Unlike life or casualty insurance which insure on future events, title insurance insures against past events. It ensures the ownership of the property and all matters pertaining to its past history.
Public records are examined in order to provide title insurance. These records include those in the County Recorder’s office, any taxing authority that levies taxes or assessments on real property or income, county courts, and U.S. District Court records for the county in which the property is located.
The title company must examine, classify and summarize every document affecting the property and the status of any owners. This material is called a title search, and it is reviewed by a title officer who then writes his opinion as to the documents of record.
The opinion initially takes the form of a preliminary title report. It later takes the form of a policy of title insurance, which insures the ownership of the property and discloses any matters to which the ownership is subject.

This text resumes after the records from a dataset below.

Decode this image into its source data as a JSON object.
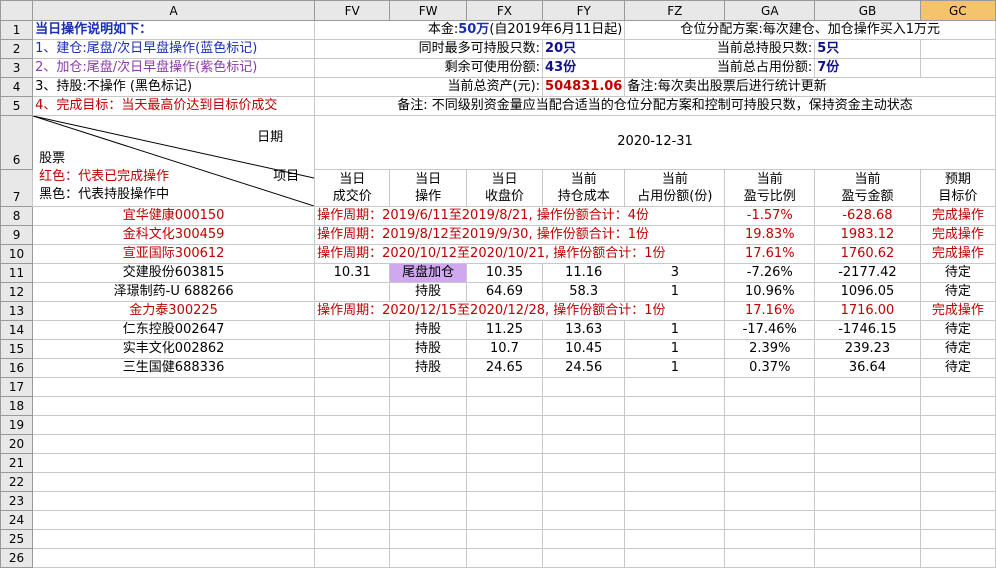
{
  "columns": [
    "A",
    "FV",
    "FW",
    "FX",
    "FY",
    "FZ",
    "GA",
    "GB",
    "GC"
  ],
  "info": {
    "title": "当日操作说明如下：",
    "rule1": "1、建仓:尾盘/次日早盘操作(蓝色标记)",
    "rule2": "2、加仓:尾盘/次日早盘操作(紫色标记)",
    "rule3": "3、持股:不操作 (黑色标记)",
    "rule4": "4、完成目标：当天最高价达到目标价成交",
    "capital_label": "本金:",
    "capital_value": "50万",
    "capital_since": "(自2019年6月11日起)",
    "alloc_plan": "仓位分配方案:每次建仓、加仓操作买入1万元",
    "max_hold_label": "同时最多可持股只数:",
    "max_hold_value": "20只",
    "cur_hold_label": "当前总持股只数:",
    "cur_hold_value": "5只",
    "remain_label": "剩余可使用份额:",
    "remain_value": "43份",
    "used_label": "当前总占用份额:",
    "used_value": "7份",
    "assets_label": "当前总资产(元):",
    "assets_value": "504831.06",
    "note1": "备注:每次卖出股票后进行统计更新",
    "note2": "备注: 不同级别资金量应当配合适当的仓位分配方案和控制可持股只数，保持资金主动状态"
  },
  "header": {
    "date_label": "日期",
    "stock_label": "股票",
    "item_label": "项目",
    "legend_red": "红色：代表已完成操作",
    "legend_black": "黑色：代表持股操作中",
    "date_value": "2020-12-31",
    "col_headers": [
      {
        "l1": "当日",
        "l2": "成交价"
      },
      {
        "l1": "当日",
        "l2": "操作"
      },
      {
        "l1": "当日",
        "l2": "收盘价"
      },
      {
        "l1": "当前",
        "l2": "持仓成本"
      },
      {
        "l1": "当前",
        "l2": "占用份额(份)"
      },
      {
        "l1": "当前",
        "l2": "盈亏比例"
      },
      {
        "l1": "当前",
        "l2": "盈亏金额"
      },
      {
        "l1": "预期",
        "l2": "目标价"
      }
    ]
  },
  "rows": [
    {
      "row": "8",
      "stock": "宜华健康000150",
      "status": "done",
      "period": "操作周期：2019/6/11至2019/8/21, 操作份额合计：4份",
      "ratio": "-1.57%",
      "amount": "-628.68",
      "target": "完成操作"
    },
    {
      "row": "9",
      "stock": "金科文化300459",
      "status": "done",
      "period": "操作周期：2019/8/12至2019/9/30, 操作份额合计：1份",
      "ratio": "19.83%",
      "amount": "1983.12",
      "target": "完成操作"
    },
    {
      "row": "10",
      "stock": "宣亚国际300612",
      "status": "done",
      "period": "操作周期：2020/10/12至2020/10/21, 操作份额合计：1份",
      "ratio": "17.61%",
      "amount": "1760.62",
      "target": "完成操作"
    },
    {
      "row": "11",
      "stock": "交建股份603815",
      "status": "hold",
      "deal": "10.31",
      "op": "尾盘加仓",
      "close": "10.35",
      "cost": "11.16",
      "share": "3",
      "ratio": "-7.26%",
      "amount": "-2177.42",
      "target": "待定"
    },
    {
      "row": "12",
      "stock": "泽璟制药-U 688266",
      "status": "hold",
      "deal": "",
      "op": "持股",
      "close": "64.69",
      "cost": "58.3",
      "share": "1",
      "ratio": "10.96%",
      "amount": "1096.05",
      "target": "待定"
    },
    {
      "row": "13",
      "stock": "金力泰300225",
      "status": "done",
      "period": "操作周期：2020/12/15至2020/12/28, 操作份额合计：1份",
      "ratio": "17.16%",
      "amount": "1716.00",
      "target": "完成操作"
    },
    {
      "row": "14",
      "stock": "仁东控股002647",
      "status": "hold",
      "deal": "",
      "op": "持股",
      "close": "11.25",
      "cost": "13.63",
      "share": "1",
      "ratio": "-17.46%",
      "amount": "-1746.15",
      "target": "待定"
    },
    {
      "row": "15",
      "stock": "实丰文化002862",
      "status": "hold",
      "deal": "",
      "op": "持股",
      "close": "10.7",
      "cost": "10.45",
      "share": "1",
      "ratio": "2.39%",
      "amount": "239.23",
      "target": "待定"
    },
    {
      "row": "16",
      "stock": "三生国健688336",
      "status": "hold",
      "deal": "",
      "op": "持股",
      "close": "24.65",
      "cost": "24.56",
      "share": "1",
      "ratio": "0.37%",
      "amount": "36.64",
      "target": "待定"
    }
  ],
  "empty_rows": [
    "17",
    "18",
    "19",
    "20",
    "21",
    "22",
    "23",
    "24",
    "25",
    "26"
  ],
  "row_numbers_top": [
    "1",
    "2",
    "3",
    "4",
    "5",
    "6",
    "7"
  ],
  "colors": {
    "red": "#c00000",
    "blue": "#1a2eb3",
    "purple": "#8a3aa8",
    "op_highlight": "#cfa8ef",
    "selected_col": "#f5c36b"
  }
}
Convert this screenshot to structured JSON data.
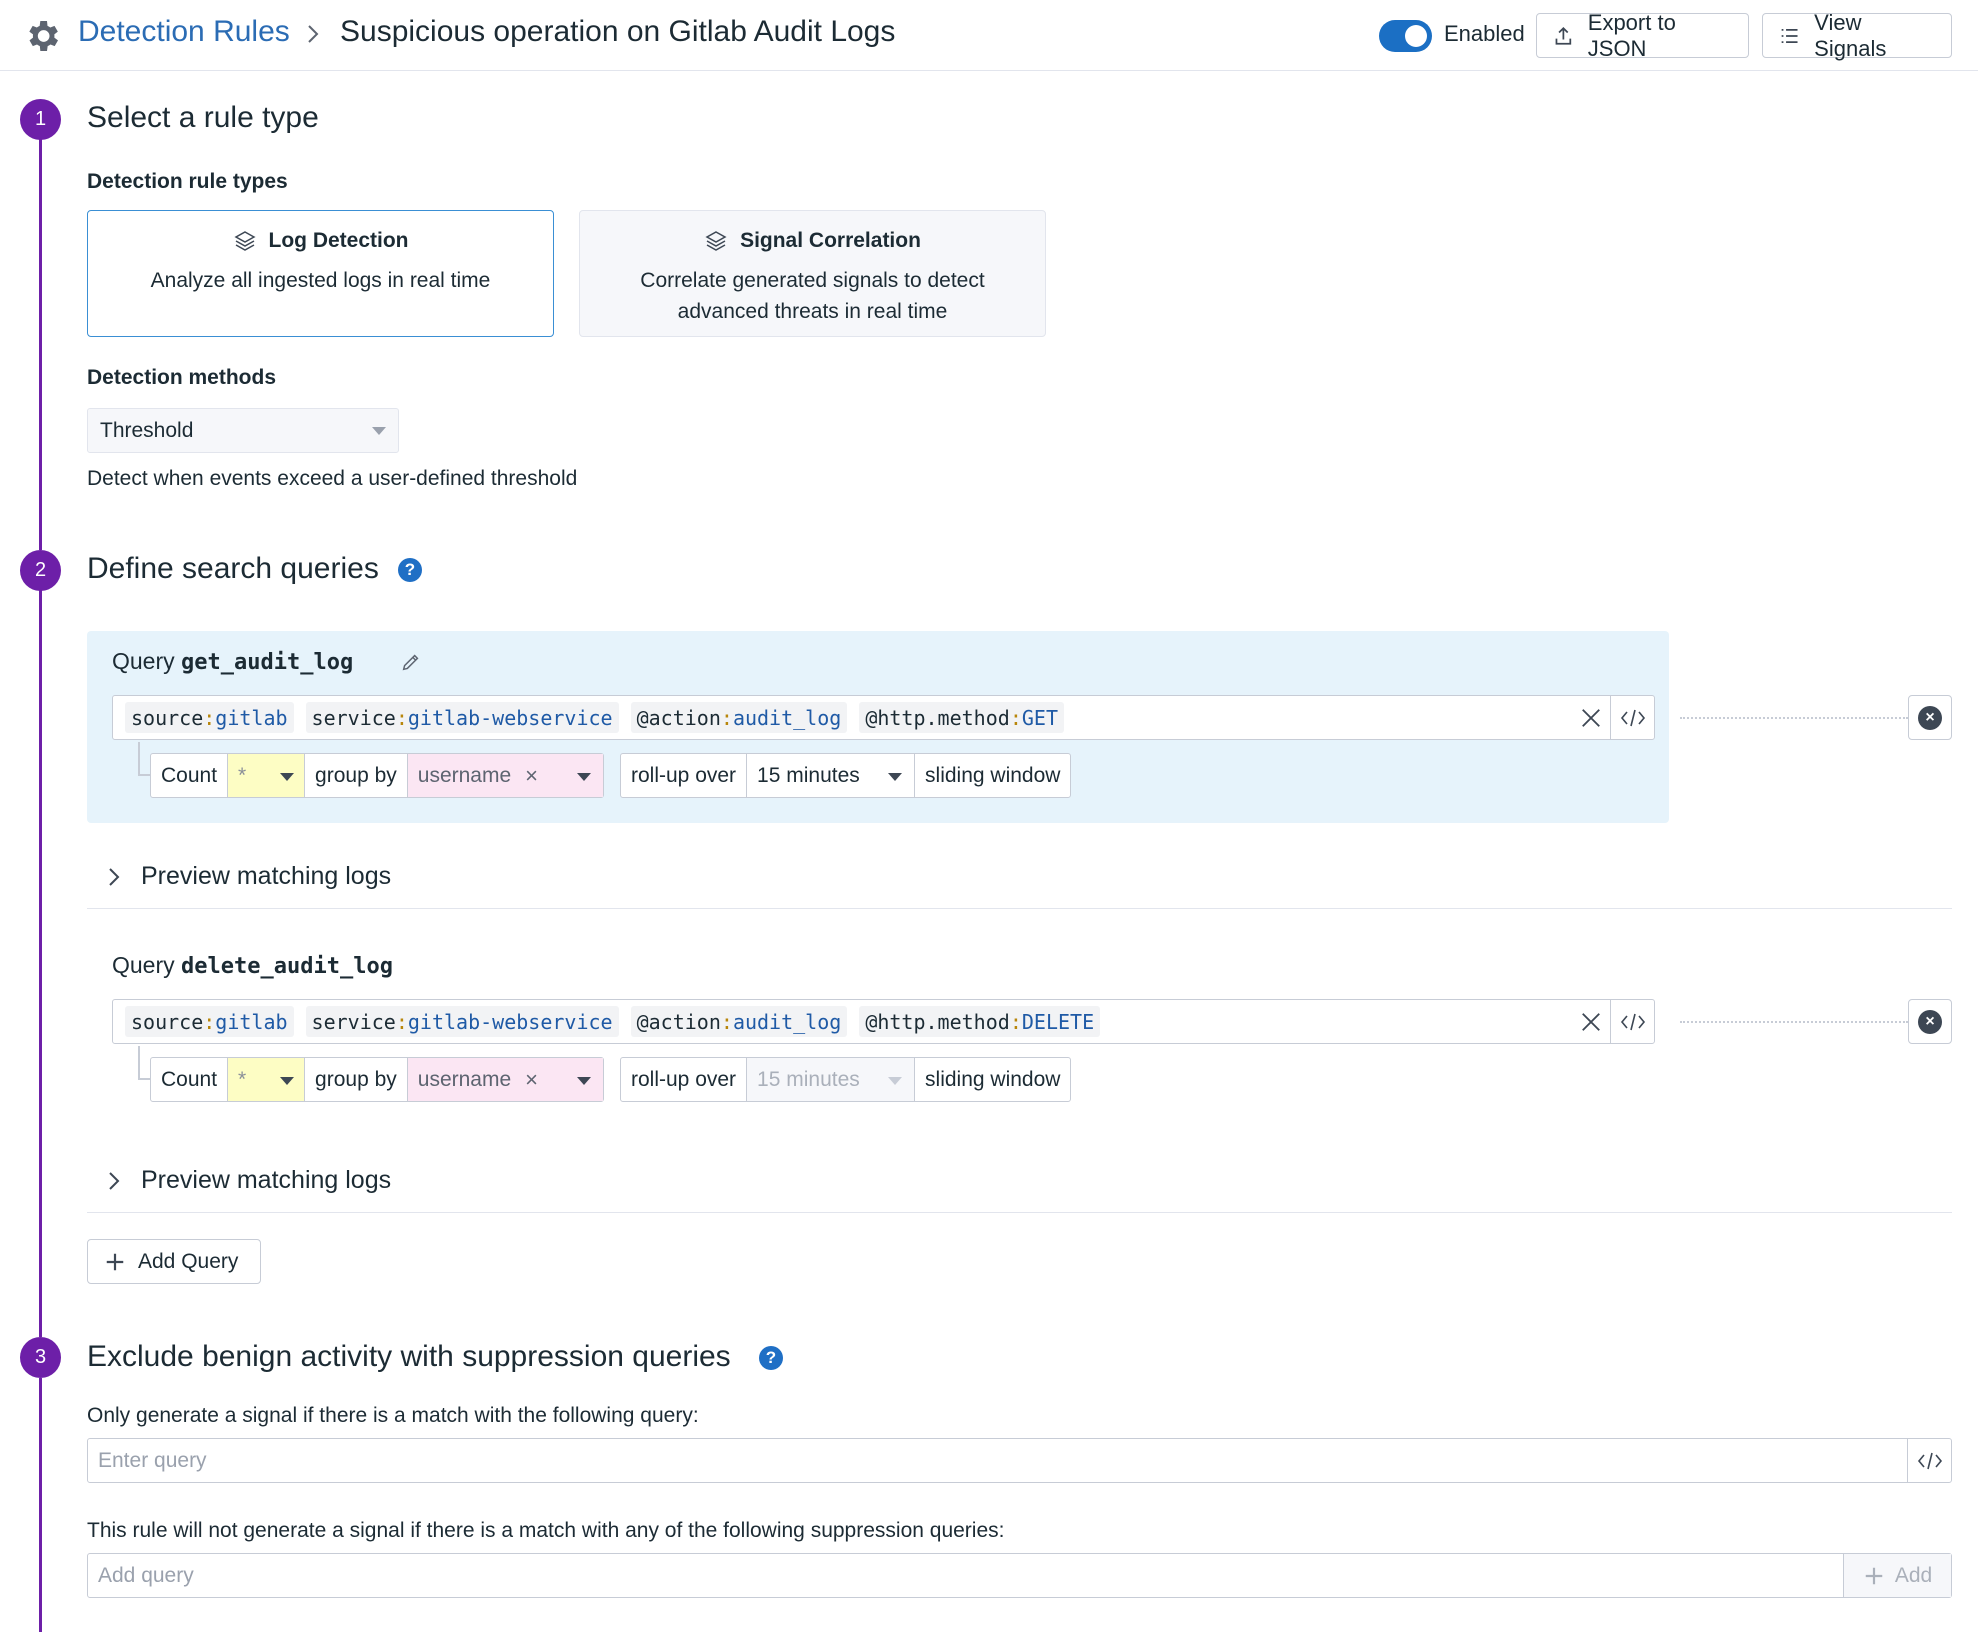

The Title Insurance Policy
The title policy describes the condition of title, taxes, any conditions, and restrictions on the use of the property, easements, or other matters that may be shown as exceptions to the policy. If an insured sustains a loss due to any incorrectness of the policy information, the title insurer may be liable to such loss up to the face amount of the policy.
The premium rates are based on the amount of liability assumed, which is generally the sales price, and the seller usually pays this in Southern California.
If the buyer obtains a loan, then the buyer pays an additional premium to insure the loan amount for the lender. The premium is a one-time charge and the policy remains in effect as long as the insured or its heirs retain ownership. All real estate titles should be insured.
Typical Title Insurance Coverage
Some of the covered risks include:
- forgery of a deed
- deeds made by legally incompetent individuals
- heirs presumed dead who appear and recover the property
- legal expenses to defend court actions regarding title issues, etc.
There are also various expanded forms of title insurance that include coverage for fence encroachments, boundary disputes, and many other risks that may occur after an escrow has closed. The buyer generally pays a slightly greater premium for this greater coverage.